Authentication best practices
- Watch out for malware designed to steal credentials or sensitive data, such as some kinds of Trojans, spyware, and keyloggers. Please also learn how to remove a keylogger because it can harvest keystrokes, screenshots, and other information to trick an authentication system.
- Set passwords that are at least ten characters long and carry a mix of numbers, symbols, and alphabets.
- Avoid using known patterns in passwords, such as a birthdate or the name of a favorite celebrity.
- Never store your login credentials in plain sight, such as a piece of paper on your desk. Encrypt passwords in devices.
- Give your password a helping hand by using MFA methods such as biometric identification or a security key.
- Be wary of social engineering attacks designed to steal your credentials.
- Avoid reusing your password; otherwise, a stolen password may result in multiple account breaches.
- Change your password regularly. Try using a reputable password manager for convenience.
- Encourage your organization’s network administrator to limit session lengths to prevent session hijacking.
- Administrators must monitor authentication logs and network data to react quickly to suspicious activity, such as multiple access attempts from suspicious IP addresses.
- Organizations should consider adopting a zero-trust architecture for greater security.
Authentication is the process of verifying the identity of a user, device, or system. It is a security mechanism used to ensure that the person or entity attempting to access a resource is authorized to do so.
An example of authentication is when you log in to your email account using your username and password. The system checks your credentials against a database of authorized users to verify that you are who you claim to be. If your credentials match, you are granted access to your email account. This helps to prevent unauthorized access to your emails and protect your personal information.

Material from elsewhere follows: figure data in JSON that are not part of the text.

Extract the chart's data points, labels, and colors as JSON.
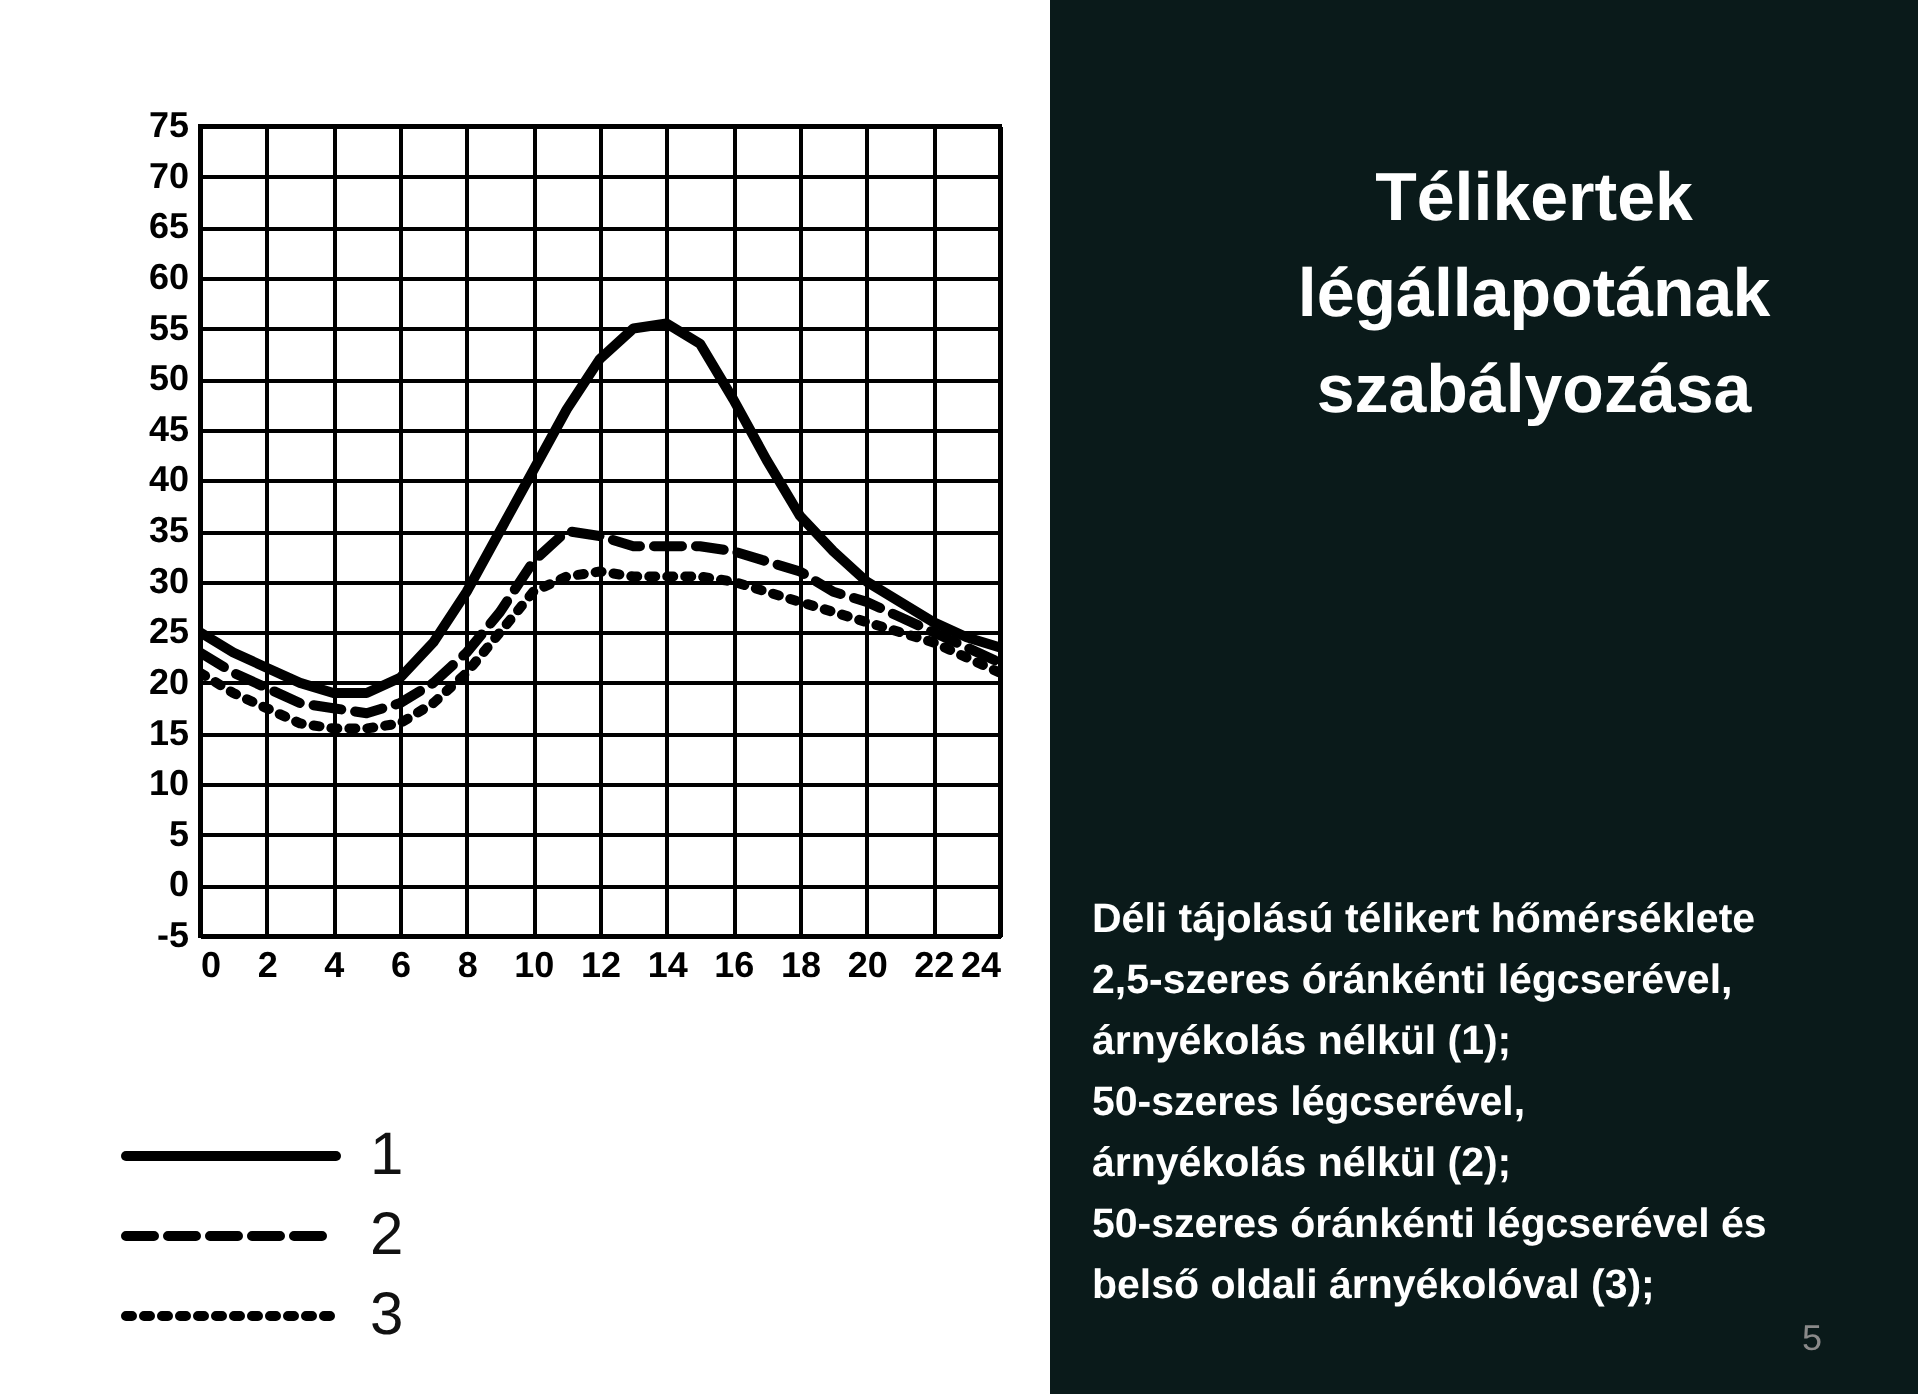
{
  "chart_data": {
    "type": "line",
    "title": "Télikertek légállapotának szabályozása",
    "x": [
      0,
      1,
      2,
      3,
      4,
      5,
      6,
      7,
      8,
      9,
      10,
      11,
      12,
      13,
      14,
      15,
      16,
      17,
      18,
      19,
      20,
      21,
      22,
      23,
      24
    ],
    "series": [
      {
        "name": "1",
        "color": "#000000",
        "line_style": "solid",
        "values": [
          25,
          23,
          21.5,
          20,
          19,
          19,
          20.5,
          24,
          29,
          35,
          41,
          47,
          52,
          55,
          55.5,
          53.5,
          48,
          42,
          36.5,
          33,
          30,
          28,
          26,
          24.5,
          23.5
        ]
      },
      {
        "name": "2",
        "color": "#000000",
        "line_style": "dashed",
        "values": [
          23,
          21,
          19.5,
          18,
          17.5,
          17,
          18,
          20,
          23,
          27,
          32,
          35,
          34.5,
          33.5,
          33.5,
          33.5,
          33,
          32,
          31,
          29,
          28,
          26.5,
          25,
          23.5,
          22
        ]
      },
      {
        "name": "3",
        "color": "#000000",
        "line_style": "dotted",
        "values": [
          21,
          19,
          17.5,
          16,
          15.5,
          15.5,
          16,
          18,
          21,
          25,
          29,
          30.5,
          31,
          30.5,
          30.5,
          30.5,
          30,
          29,
          28,
          27,
          26,
          25,
          24,
          22.5,
          21
        ]
      }
    ],
    "xlim": [
      0,
      24
    ],
    "xticks": [
      0,
      2,
      4,
      6,
      8,
      10,
      12,
      14,
      16,
      18,
      20,
      22,
      24
    ],
    "ylim": [
      -5,
      75
    ],
    "yticks": [
      -5,
      0,
      5,
      10,
      15,
      20,
      25,
      30,
      35,
      40,
      45,
      50,
      55,
      60,
      65,
      70,
      75
    ],
    "grid": true,
    "legend": "bottom left",
    "annotations": [
      "Déli tájolású télikert hőmérséklete\n2,5-szeres óránkénti légcserével,\nárnyékolás nélkül (1);\n50-szeres légcserével,\nárnyékolás nélkül (2);\n50-szeres óránkénti légcserével és\nbelső oldali árnyékolóval (3);",
      "5"
    ]
  }
}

Knowledge-based authentication: This type of authentication involves the user providing information that only they should know, such as a password, PIN, or answer to a security question.
Possession-based authentication: This type of authentication involves the user providing proof of possession of a physical object, such as a security token, smart card, or mobile device.
Inherence-based authentication: This type of authentication involves the user providing biometric information, such as a fingerprint, facial recognition, or iris scan, to verify their identity.